The committee, working with the Piscataquis County Economic Development Council, is seeking a $500,000 appropriation from the U.S. Congress, $280,000 from the Federal Department of Transporation, $400,000 from the state's Community Development Block Grant program, along with miscellaneous rural development grants to fund the industrial park's construction.

Tenants will be eligible to participate in the Penquis Pine Tree Development Zone, providing a tax relief incentive for businesses that lease or purchase property in the park.

Milo Board of Selectmen on Tuesday, following the town meeting, approved of a 65/35 cost- and revenue-sharing arrangement that would be offered to Brownville, if that town's voters agree to proceed with the project. Under the arrangement, the town of Milo would put in 65 percent of all costs and reap 65 percent of the revenues from the development.

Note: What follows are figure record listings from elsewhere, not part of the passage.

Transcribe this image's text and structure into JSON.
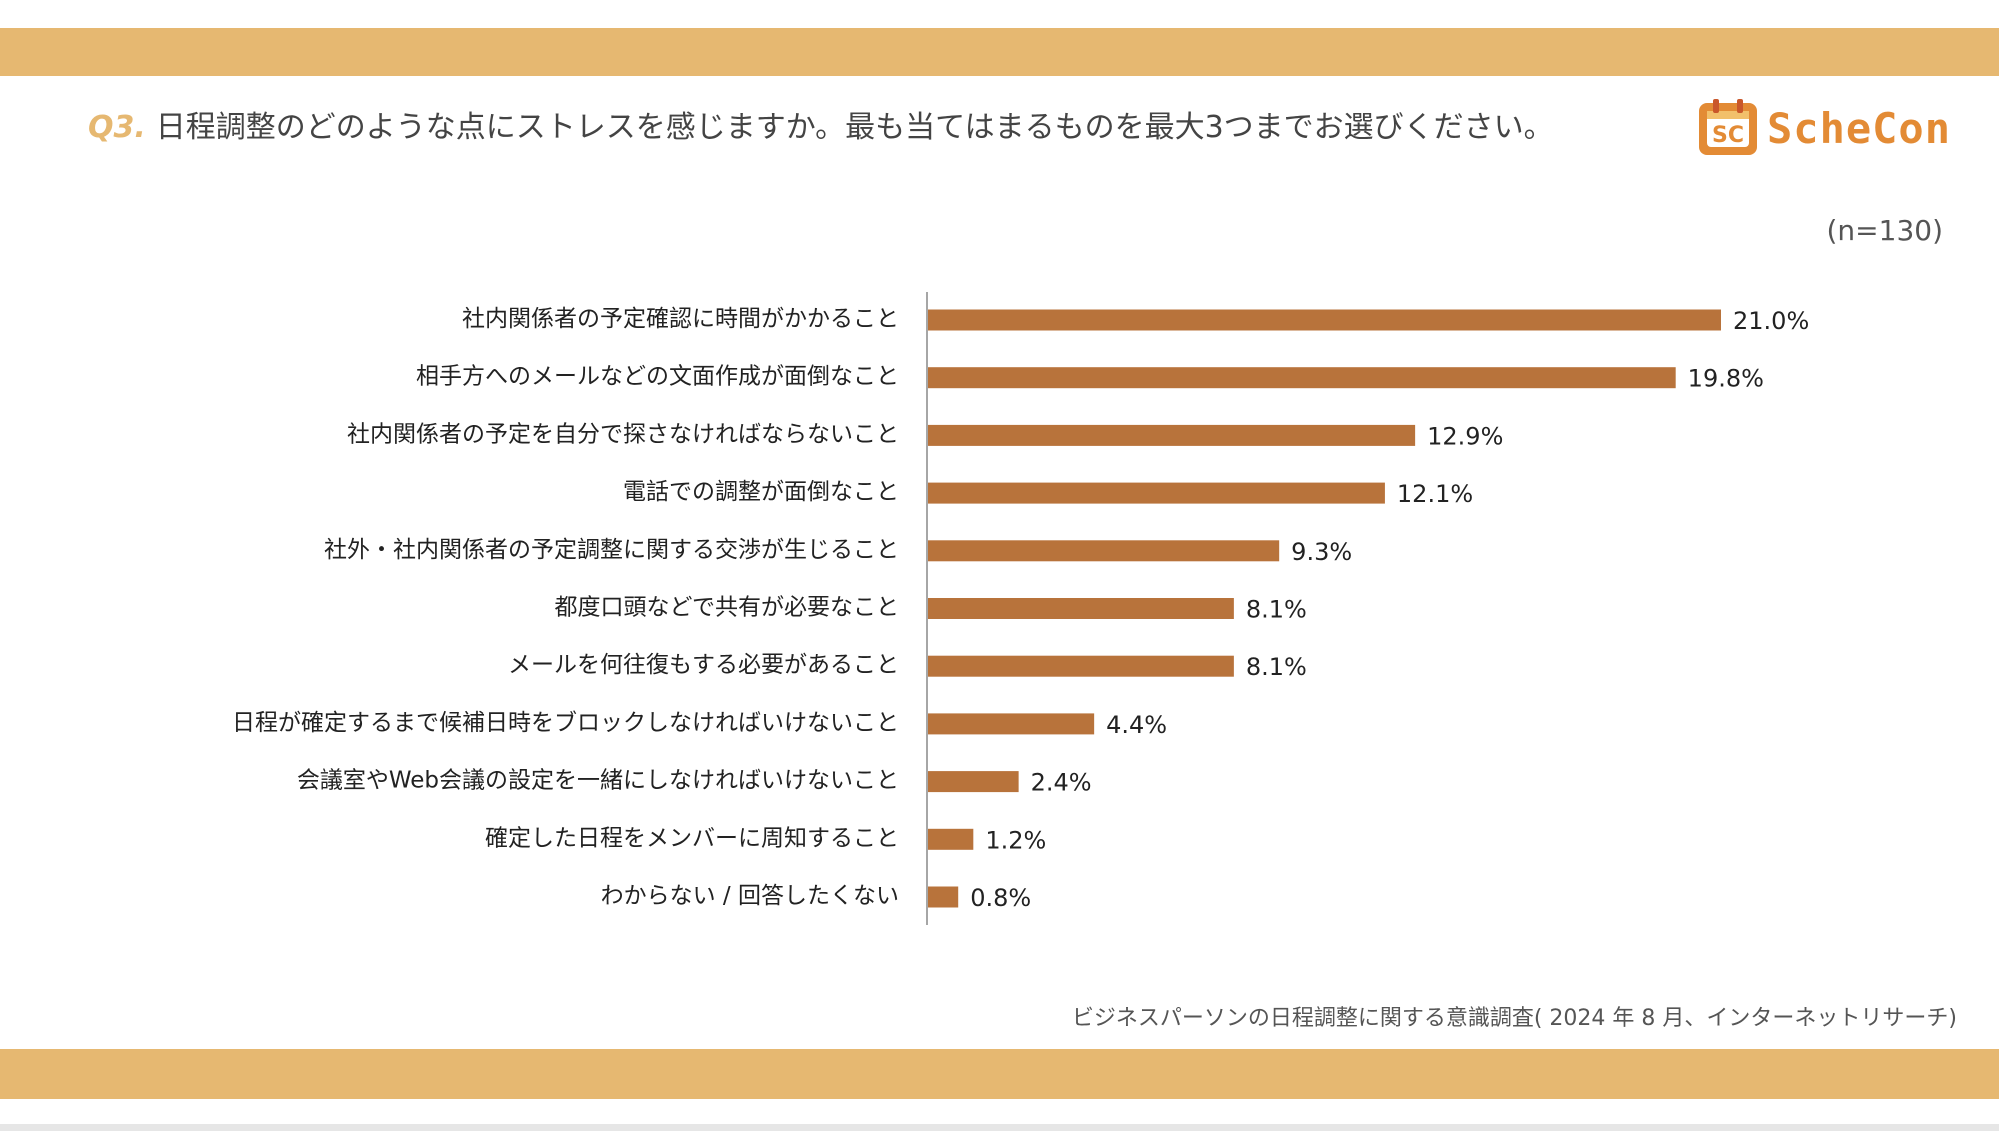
{
  "header": {
    "question_label": "Q3.",
    "question_text": "日程調整のどのような点にストレスを感じますか。最も当てはまるものを最大3つまでお選びください。",
    "sample_size": "(n=130)"
  },
  "logo": {
    "icon": "schecon-logo-icon",
    "icon_letters": "SC",
    "text": "ScheCon"
  },
  "colors": {
    "band": "#E6B871",
    "bar": "#B8733B",
    "question_label": "#E6B871",
    "logo_text": "#E38B35"
  },
  "chart_data": {
    "type": "bar",
    "orientation": "horizontal",
    "title": "Q3. 日程調整のどのような点にストレスを感じますか。最も当てはまるものを最大3つまでお選びください。",
    "xlabel": "",
    "ylabel": "",
    "xlim": [
      0,
      21
    ],
    "grid": false,
    "categories": [
      "社内関係者の予定確認に時間がかかること",
      "相手方へのメールなどの文面作成が面倒なこと",
      "社内関係者の予定を自分で探さなければならないこと",
      "電話での調整が面倒なこと",
      "社外・社内関係者の予定調整に関する交渉が生じること",
      "都度口頭などで共有が必要なこと",
      "メールを何往復もする必要があること",
      "日程が確定するまで候補日時をブロックしなければいけないこと",
      "会議室やWeb会議の設定を一緒にしなければいけないこと",
      "確定した日程をメンバーに周知すること",
      "わからない / 回答したくない"
    ],
    "values": [
      21.0,
      19.8,
      12.9,
      12.1,
      9.3,
      8.1,
      8.1,
      4.4,
      2.4,
      1.2,
      0.8
    ],
    "value_labels": [
      "21.0%",
      "19.8%",
      "12.9%",
      "12.1%",
      "9.3%",
      "8.1%",
      "8.1%",
      "4.4%",
      "2.4%",
      "1.2%",
      "0.8%"
    ]
  },
  "footer": {
    "source": "ビジネスパーソンの日程調整に関する意識調査( 2024 年 8 月、インターネットリサーチ)"
  }
}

Brownville, potentially, would assume 35 percent of the costs and receive 35 percent of the revenues.

Brownville Town Manager Sophie Wilson said Brownville Selectmen would consider a similar agreement after Monday's annual town meeting, depending on the result of the town's vote.

She said the industrial park has the potential to greatly benefit the town.

"We've lost some opportunities to attract business here simply because there were no available buildings or
pre-permitted land set to build on," Wilson said. "The industrial park would make our region more competitive for future business growth and the creation of new jobs. It's really important that we take the time and money now to put us in a position to be competitive, or else we'll continue to see the mass exodus of working people from Piscataquis County.

Jones said that if Brownville voters do not approve the setting aside of $25,000 for the park at the town meeting, Milo will continue to move ahead with the project. With or without Brownville, the committee will approach other towns in the vicinity as potential partners, including the towns of LaGrange and Atkinson and the Piscataquis County Commissioners on behalf of the unorganized township of Orneville.

NOTE - This article reflects the views of the author and not necessarily those of the TRC Alliance Team.